Kelsey Fiddler says every time she looks at her smiling baby’s face she feels stronger. It’s a gift, she says, from the Humboldt Broncos defenceman she named her daughter after.
Fiddler, who is from the Red Earth Cree Nation in Saskatchewan, was pregnant and travelling with her two sons on the clear afternoon last April when a semi-trailer shot into the path of a bus carrying the junior hockey team.
She was just a few metres away, stopped at the intersection and facing the truck driver, when the impact occurred.
“It feels like it was just yesterday. Sometimes I just don’t want to remember it because remembering the day, I literally start crying,” she said in an interview from Nipawin, Sask.
“That day, all I could do was pray.”
Fiddler says she tried to stay calm as first responders arrived at the crash site, but suddenly she was having contractions. She didn’t want to distract from rescue efforts or take up an ambulance, so she drove herself to the hospital in Nipawin.
The baby was healthy and the contractions stopped. At the hospital, Fiddler finally allowed herself to cry.
In the weeks that followed, as the baby kicked inside her, Fiddler often thought about the 16 people killed and 13 who were injured.
She learned how Logan Boulet, a 21-year-old defenceman, had signed an organ donation card on his birthday five weeks before he was killed.

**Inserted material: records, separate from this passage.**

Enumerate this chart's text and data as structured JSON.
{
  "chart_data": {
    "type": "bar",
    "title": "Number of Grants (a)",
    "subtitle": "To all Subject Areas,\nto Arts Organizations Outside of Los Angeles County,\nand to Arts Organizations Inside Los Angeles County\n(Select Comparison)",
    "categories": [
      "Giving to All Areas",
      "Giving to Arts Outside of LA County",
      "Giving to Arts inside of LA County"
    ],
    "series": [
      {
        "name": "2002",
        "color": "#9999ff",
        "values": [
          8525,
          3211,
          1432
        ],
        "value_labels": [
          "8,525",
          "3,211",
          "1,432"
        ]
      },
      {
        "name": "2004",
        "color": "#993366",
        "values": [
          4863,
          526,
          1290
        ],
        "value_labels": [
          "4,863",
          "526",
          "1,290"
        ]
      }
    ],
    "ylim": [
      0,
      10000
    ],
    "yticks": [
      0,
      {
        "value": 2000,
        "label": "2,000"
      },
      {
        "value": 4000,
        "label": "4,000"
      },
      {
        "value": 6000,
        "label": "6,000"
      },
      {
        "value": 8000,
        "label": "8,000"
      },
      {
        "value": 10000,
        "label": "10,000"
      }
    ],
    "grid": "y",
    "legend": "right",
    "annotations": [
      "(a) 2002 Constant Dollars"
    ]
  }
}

His organs helped six people across Canada and nearly 100,000 Canadians who learned about the young player signed up to become donors.
“It was inspirational.”
The expecting mother reached out to Logan’s parents, Bernadine and Toby Boulet, and explained her connection to the crash. They gave her permission to name her soon-to-be-born baby in honour of their son.
On June 4, Logan Humble Strong was born at the Victoria Hospital in Prince Albert, Sask.
“She is a handful already,” Fiddler said, laughing, explaining how Logan was quick to learn to crawl, walk and play with her older siblings.
“She’s healthy. She’s a real chubby girl and she’s cute.”
The year since the crash has been difficult for Fiddler.
She said she still thinks about the scene and gets panic attacks, but has to be brave for her two sons, who were in the car and witnessed the collision.
It is nine-month-old Logan who gives the family strength.
“She’s our pride and joy. She just comforts us in every way.”